What can we learn from coffee?

I’ve previously been posting a thought about using The Ultimate Question to show the value in quality. The Ultimate Question is “Would you recommend X to a friend”?

I believe that slipping quality might not drive current customers away but prevent customers from recommending a product. For example, changing a financial system is a hazzle, so those annoying errors which you learnt to live with might not make you switch, but when your friend starts a new business you cannot recommend the system.

I just read Wired To Care. It just happened that I found the book on Audible and thought, why not? I thought it would be one of those nonsense books (or rather all sense books) which already says what you know, they state the obvious. But this is far from true when it comes to this book. Filled with real stories and examples, it presents the not so obvious cases.Like with the coffee industry in the USA.

You probably have already heard this if you’re from the US, but for a Swedish gal, this was news.

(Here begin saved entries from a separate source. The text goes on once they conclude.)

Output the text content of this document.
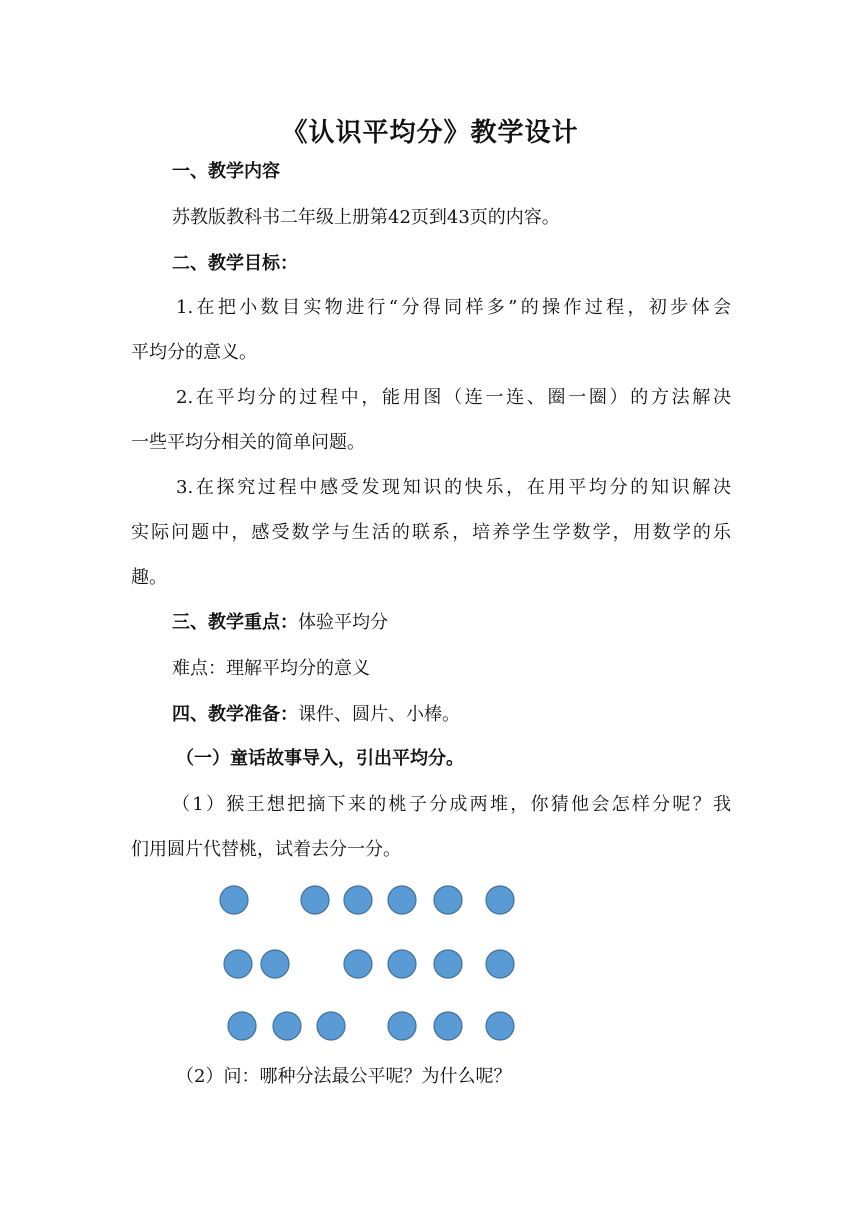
《认识平均分》教学设计
一、教学内容
苏教版教科书二年级上册第42页到43页的内容。
二、教学目标：
1.在把小数目实物进行“分得同样多”的操作过程，初步体会
平均分的意义。
2.在平均分的过程中，能用图（连一连、圈一圈）的方法解决
一些平均分相关的简单问题。
3.在探究过程中感受发现知识的快乐，在用平均分的知识解决
实际问题中，感受数学与生活的联系，培养学生学数学，用数学的乐
趣。
三、教学重点：体验平均分
难点：理解平均分的意义
四、教学准备：课件、圆片、小棒。
（一）童话故事导入，引出平均分。
（1）猴王想把摘下来的桃子分成两堆，你猜他会怎样分呢？我
们用圆片代替桃，试着去分一分。
（2）问：哪种分法最公平呢？为什么呢？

Coffee was a well tasting, high quality product in the 1950’s. And then a chill fell over the coffee fields in Brazil and the price of high quality beans sky rocketed. So, what to do?

Maxwell learnt that customers were not prepared to pay the new price, so what they found was that if they added a tiny percent of lower quality beans, the customers didn’t know the difference and they could lower prices. Wonderful. But the upcoming year, they wanted to cut prices even more, tested a blend with slightly lowered quality and since the customers didn’t mind, they were on a slippery slope. After many years, Maxwell found that they didn’t get any new customers. The young turned away from coffee. But their customer evaluation showed that the customers liked the blend and were not prepared to pay more.

But then came Starbucks. They realized that the old customers had slowly learnt to cope with the failing quality and they were not prepared to pay more. But the new customers hadn’t learnt to handle the change and were baffled by their parents drinking this vile coffee. They were not prepared to pay little for crap.

Thinking that lowering the quality when the customers accept it is probably a bad idea, but it’s easy to walk that path. To think that they don’t mind? Why bother with that pixel? It probably don’t mean anything for the user if the system becomes a couple of seconds slower. It’s all those many, smart decisions which makes that horrible coffee, while someone else with pride can present a prime product and even charge for it.